Mae West was an American actress, playwright, and screenwriter famed for her provocative and outspoken manner. Her career spanned seven decades, during which she performed in vaudeville, on Broadway, in Hollywood films, in Las Vegas, and on Rock and Roll albums. Mae West was famous for her double entendres and sometimes inserted her own extemporized lines into a script.
Mae West was born Mary Jane West on 17 August 1893 in Brooklyn, New York, the daughter of a prize fighter and a corset model. Her father, John Patrick West, would later become a police officer and a private detective. Mae West had two younger siblings.
Mae West began performing on the vaudeville stage at the age of twelve, when she was billed as The Baby Vamp. She soon began writing for the stage under the pseudonym Jane Mast, making her Broadway debut in 1926 as the star of her own play, Sex. Though the play was popular, it was shut down after about a year and Mae West was arrested on obscenity charges. Her ten-day prison sentence, during which the warden purportedly treated her to dinner every night before letting her off two days early for good behavior, turned out to be good publicity.
Mae West's next play, The Drag (1927), dealt with the theme of homosexuality and advocated gay rights at a time when such subjects were taboo. Mae West had continued success as a playwright and actress throughout the 1920s. In 1932, she moved to Hollywood on a contract with Paramount.
Mae West's first film role, in Night After Night, was small, but she was allowed to rewrite her lines, bringing her trademark witty double entendres to a wider audience. Her next film, She Done Him Wrong (1933), was a screen adaptation of her successful stage play Diamond Lil and co-starred Cary Grant. Though she saw considerable success as an actress and screenwriter throughout the 1930s, Mae West had to battle the censors constantly.
Mae West took a hiatus from the world of film after her last Paramount picture, in 1943, but she continued to perform on stage, both on Broadway and in Las Vegas. She published an autobiography, Goodness Had Nothing To Do With It, in 1959. In the 1960s, she made a few appearances on television and recorded two Rock and Roll albums.
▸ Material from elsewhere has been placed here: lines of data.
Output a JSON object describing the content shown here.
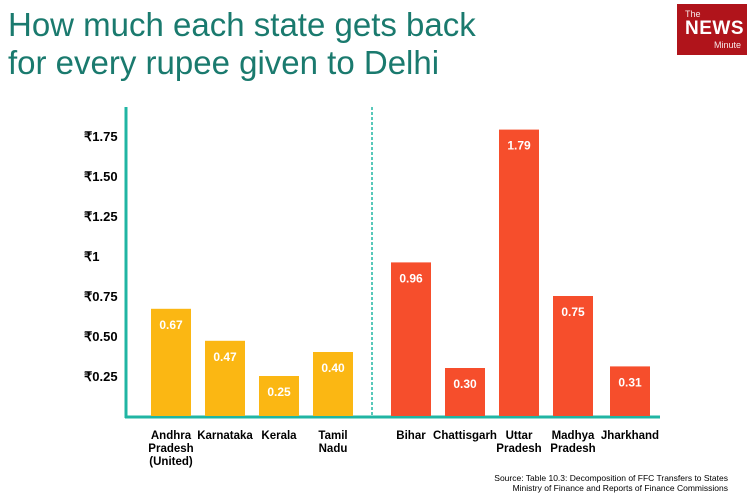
{
  "header": {
    "title_line1": "How much each state gets back",
    "title_line2": "for every rupee given to Delhi"
  },
  "logo": {
    "the": "The",
    "news": "NEWS",
    "minute": "Minute"
  },
  "source": {
    "line1": "Source: Table 10.3: Decomposition of FFC Transfers to States",
    "line2": "Ministry of Finance and Reports of Finance Commissions"
  },
  "colors": {
    "title": "#1a7a6e",
    "axis": "#20b5a3",
    "south": "#fbb713",
    "north": "#f64e2c",
    "logo": "#b0141b"
  },
  "chart_data": {
    "type": "bar",
    "categories": [
      [
        "Andhra",
        "Pradesh",
        "(United)"
      ],
      [
        "Karnataka"
      ],
      [
        "Kerala"
      ],
      [
        "Tamil",
        "Nadu"
      ],
      [
        "Bihar"
      ],
      [
        "Chattisgarh"
      ],
      [
        "Uttar",
        "Pradesh"
      ],
      [
        "Madhya",
        "Pradesh"
      ],
      [
        "Jharkhand"
      ]
    ],
    "values": [
      0.67,
      0.47,
      0.25,
      0.4,
      0.96,
      0.3,
      1.79,
      0.75,
      0.31
    ],
    "value_labels": [
      "0.67",
      "0.47",
      "0.25",
      "0.40",
      "0.96",
      "0.30",
      "1.79",
      "0.75",
      "0.31"
    ],
    "groups": [
      "south",
      "south",
      "south",
      "south",
      "north",
      "north",
      "north",
      "north",
      "north"
    ],
    "yticks": [
      0.25,
      0.5,
      0.75,
      1,
      1.25,
      1.5,
      1.75
    ],
    "ytick_labels": [
      "₹0.25",
      "₹0.50",
      "₹0.75",
      "₹1",
      "₹1.25",
      "₹1.50",
      "₹1.75"
    ],
    "ylim": [
      0,
      1.85
    ],
    "grid": false,
    "divider_between": [
      3,
      4
    ]
  }
}
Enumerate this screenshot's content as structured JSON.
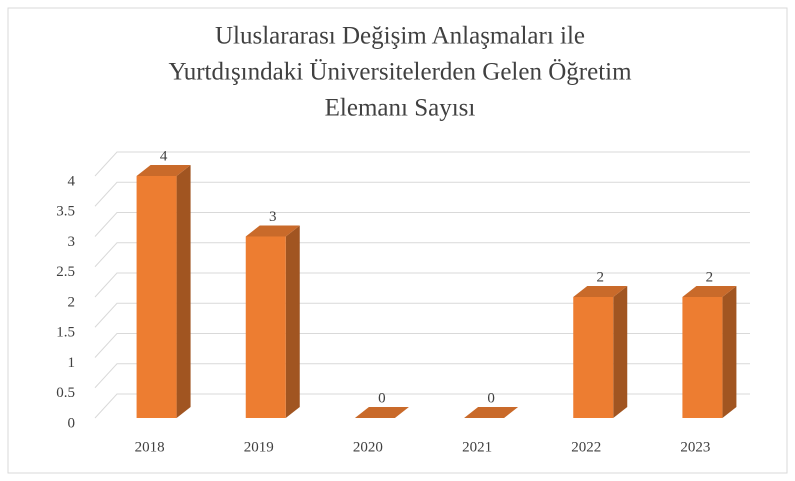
{
  "chart_data": {
    "type": "bar3d",
    "title": [
      "Uluslararası Değişim Anlaşmaları ile",
      "Yurtdışındaki Üniversitelerden Gelen Öğretim",
      "Elemanı Sayısı"
    ],
    "categories": [
      "2018",
      "2019",
      "2020",
      "2021",
      "2022",
      "2023"
    ],
    "values": [
      4,
      3,
      0,
      0,
      2,
      2
    ],
    "color": "#ed7d31",
    "ylim": [
      0,
      4
    ],
    "yticks": [
      0,
      0.5,
      1,
      1.5,
      2,
      2.5,
      3,
      3.5,
      4
    ],
    "grid": true
  }
}
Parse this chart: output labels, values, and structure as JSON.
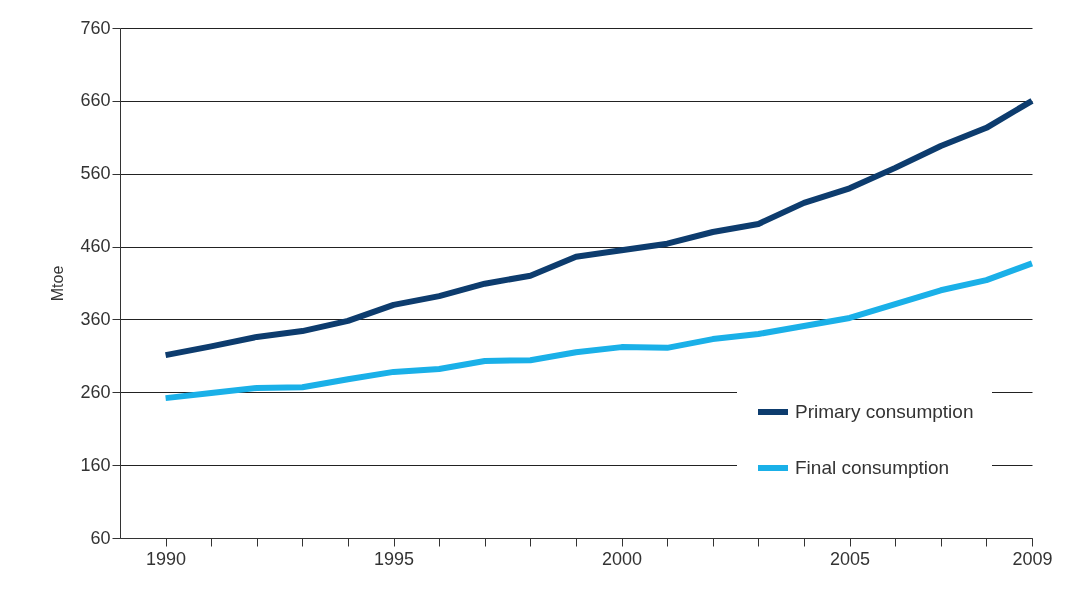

Mae West returned to film in 1970 in Gore Vidal's Myra Breckinridge, about a transsexual. Her final film, Sextette (1979), was her own script. Though both films were box office failures, they have since gained a cult following.
Mae West died in Hollywood, California on 22 November 1980 after suffering from two strokes. Many of her double entendres have become part of the cultural lexicon, and Mae West is often referenced as the quintessential example of the outspoken, sexually independent woman. She was one of the first women in Hollywood to pull off funny and sexy in equal measures and has inspired many imitators.